Tuesday, November 21, 2017

2017 Gift Guide: For the Chef

2017 Gift Guide: For the Chef

Is there any season more synonomous with good food shared with the best of friends and most beloved of family? Tis truly the season for all who love to cook (and eat). Here’s a selection of our favorite beautifully designed tools, accessories, and ingredients to serve those who aspire to drink, eat, and be merry throughout the year.

HAY FIELD Chopping Board \\\ $58.50
Designer Shane Schneck’s three beech cutting board designs are like a Bridget Riley painting captured in wood, the Op-Art grooves ideal for capturing errant bread crumbs or the juice from a steak with indelible style. Groove is in the heart, or something like that.

Tom Dixon Brew V60 Giftset \\\ $120
Making a cup of pour-over coffee has never been quite as sexy as imagined by Tom Dixon. The mirror black, all-metal espresso sized cups and dripper cone imply drinking something dark, rich, and unadulterated.

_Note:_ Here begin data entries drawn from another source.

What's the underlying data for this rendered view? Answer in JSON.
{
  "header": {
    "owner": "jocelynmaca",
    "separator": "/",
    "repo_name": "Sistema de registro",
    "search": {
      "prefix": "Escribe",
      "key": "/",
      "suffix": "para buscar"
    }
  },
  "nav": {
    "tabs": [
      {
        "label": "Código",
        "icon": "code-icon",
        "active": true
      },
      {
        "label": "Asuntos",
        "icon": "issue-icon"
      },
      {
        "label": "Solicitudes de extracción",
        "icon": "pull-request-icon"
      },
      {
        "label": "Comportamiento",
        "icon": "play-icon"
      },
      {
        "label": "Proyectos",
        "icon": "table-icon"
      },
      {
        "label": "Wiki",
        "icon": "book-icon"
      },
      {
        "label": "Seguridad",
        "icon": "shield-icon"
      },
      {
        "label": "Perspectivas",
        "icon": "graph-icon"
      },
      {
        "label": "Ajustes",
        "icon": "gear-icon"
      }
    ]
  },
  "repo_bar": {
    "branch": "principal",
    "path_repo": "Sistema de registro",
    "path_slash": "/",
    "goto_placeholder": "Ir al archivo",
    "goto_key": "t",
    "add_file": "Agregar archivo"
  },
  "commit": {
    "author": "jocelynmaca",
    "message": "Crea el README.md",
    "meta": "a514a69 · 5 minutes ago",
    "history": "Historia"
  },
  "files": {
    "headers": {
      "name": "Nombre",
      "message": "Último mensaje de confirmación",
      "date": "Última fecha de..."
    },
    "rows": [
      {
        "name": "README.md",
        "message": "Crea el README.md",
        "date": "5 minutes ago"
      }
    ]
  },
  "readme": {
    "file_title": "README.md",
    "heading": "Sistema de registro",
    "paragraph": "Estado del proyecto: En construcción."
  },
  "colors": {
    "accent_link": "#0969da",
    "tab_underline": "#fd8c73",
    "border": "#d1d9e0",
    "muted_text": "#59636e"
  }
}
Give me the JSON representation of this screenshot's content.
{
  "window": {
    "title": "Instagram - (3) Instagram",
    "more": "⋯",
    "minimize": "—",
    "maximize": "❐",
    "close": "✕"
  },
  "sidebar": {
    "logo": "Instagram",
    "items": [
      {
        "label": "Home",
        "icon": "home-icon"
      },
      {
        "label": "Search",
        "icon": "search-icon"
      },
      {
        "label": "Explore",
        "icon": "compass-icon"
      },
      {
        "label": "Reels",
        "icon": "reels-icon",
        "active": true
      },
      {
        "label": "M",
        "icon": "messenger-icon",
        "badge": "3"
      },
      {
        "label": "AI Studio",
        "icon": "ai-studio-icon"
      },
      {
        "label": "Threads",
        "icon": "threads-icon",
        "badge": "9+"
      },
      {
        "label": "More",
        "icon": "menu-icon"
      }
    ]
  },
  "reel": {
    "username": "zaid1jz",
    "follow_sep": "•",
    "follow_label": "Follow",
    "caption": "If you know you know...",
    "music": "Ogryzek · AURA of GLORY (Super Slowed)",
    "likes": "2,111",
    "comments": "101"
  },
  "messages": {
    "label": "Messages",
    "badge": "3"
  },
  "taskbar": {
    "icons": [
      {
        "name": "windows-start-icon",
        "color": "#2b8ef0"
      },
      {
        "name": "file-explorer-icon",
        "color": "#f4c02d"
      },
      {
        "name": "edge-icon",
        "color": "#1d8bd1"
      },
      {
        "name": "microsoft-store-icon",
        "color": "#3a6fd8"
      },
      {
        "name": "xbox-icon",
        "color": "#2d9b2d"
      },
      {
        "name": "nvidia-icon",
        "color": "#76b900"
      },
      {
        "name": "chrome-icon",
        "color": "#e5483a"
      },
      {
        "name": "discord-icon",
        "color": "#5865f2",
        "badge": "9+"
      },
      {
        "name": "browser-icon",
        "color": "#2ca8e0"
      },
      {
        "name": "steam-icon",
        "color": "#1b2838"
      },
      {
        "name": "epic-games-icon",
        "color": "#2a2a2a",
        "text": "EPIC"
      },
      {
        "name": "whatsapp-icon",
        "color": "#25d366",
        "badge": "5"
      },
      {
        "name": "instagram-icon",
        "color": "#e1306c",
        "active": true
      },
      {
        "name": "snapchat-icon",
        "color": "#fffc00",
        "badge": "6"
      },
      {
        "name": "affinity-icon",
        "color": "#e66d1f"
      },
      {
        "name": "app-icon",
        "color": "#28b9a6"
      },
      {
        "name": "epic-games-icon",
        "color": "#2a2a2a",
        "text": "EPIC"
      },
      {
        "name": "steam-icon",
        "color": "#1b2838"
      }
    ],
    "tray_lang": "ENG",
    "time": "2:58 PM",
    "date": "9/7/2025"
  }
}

Gaea Black and White Gift Set \\\ $30
Olive oil and balsamic vinegar presented in a stark monochromatic set. Give it to the aesthete gourmand who openly admits, “I bought it because I liked the packaging!”

Miele CM6150 Coffee Maker \\\ $1499
I love, love, love my Miele vacuum cleaner. But I also aspire to one day own one of their one-touch automatic coffee machines after trying a cup (or two) expertly produced at their showroom. Precise German engineering, austere-minimalist design, and a compact footprint = want.

Click & Grow Indoor Smart Fresh Herb Garden Kit \\\ $60
The days are getting shorter, the light noticeably dimmer – a bane for gardeners who grow their own sprigs of herbs for cooking outside. A growing device like the Click & Grow – a system inspired by NASA – brings the gardens indoors, and also takes responsibility for watering and producing enough light for seeds to sprout into your future meal.

Nambu Tekki Cast Iron Skillet \\\ $180
Nobuho Miya’s lineage related to nambu testu ironware (traditional Japanese cast iron) spans back to the Meiji era, but his style is distinctly contemporary. At less than half the weight of a typical cast iron skillet, the Nambu Tekki Cast Iron skillet is truly manageable with one hand, unlike its heavy metal counterparts.

Uuni 3 Wood Fired Oven \\\ $299
Producing temperatures well past 900 degrees – twice as hot as the typical kitchen oven – the Uuni 3 is probably as close as one can get to having a pizza oven without building something hulking and hot. Besides the fast cooking times, what a wood-fired oven offers is that delicious char along the edges of pizza, fish, meats, vegetables, and bread. Whoever you give this to owes you a lifetime of pizzas.

Atlas Coffee Club + Yield Glass Pour Over \\\ starting at $60  \\\ $32
What coffee loving addict wouldn’t want a 3, 6, or 12 month subscription of coffee customized to their preference in region, roast, and amount? And the packaging truly does communicate something gift-worthy. Toss in one of these heatproof borosilicate glass cones to make sure they enjoy their beans in a ritualistic manner deserving of sipping rather than gulping.

Illusion Dinner Plate Set of 4 by Zaha Hadid \\\ $290
The ideal recipient of this set of dinner plates would be the astrophysicist and cosmologist who dreams of wormholes while pushing their food across the plate every night. Actually…

Toools Banchan Sets \\\ Starting at $140
Los Angeles designers Caroline Hwang and Joel Speasmaker turn the Korean tradition of filling the dinner table with a wide assortment of small plates into a towering act of balance. Each handmade ceramic set is distinct in shape and pattern, so once it’s yours, it’s uniquely so.

Ubikubi Cactus Juicer \\\ $29
Cactus and succulents are immensely popular these days. So is juicing. Thus, consider this the manifestation of a Venn diagram of trends benefitting your next fresh squeezed plans.

Woo Collective Curve Chopstick Rack \\\ $70
Taiwanese design studio Woo Collective cites their “Curve” chopstick rack found inspiration in the engineering of steel building structures, but from the side, they look how we’d imagine Charley Harper might abstract birds flying into the sunset.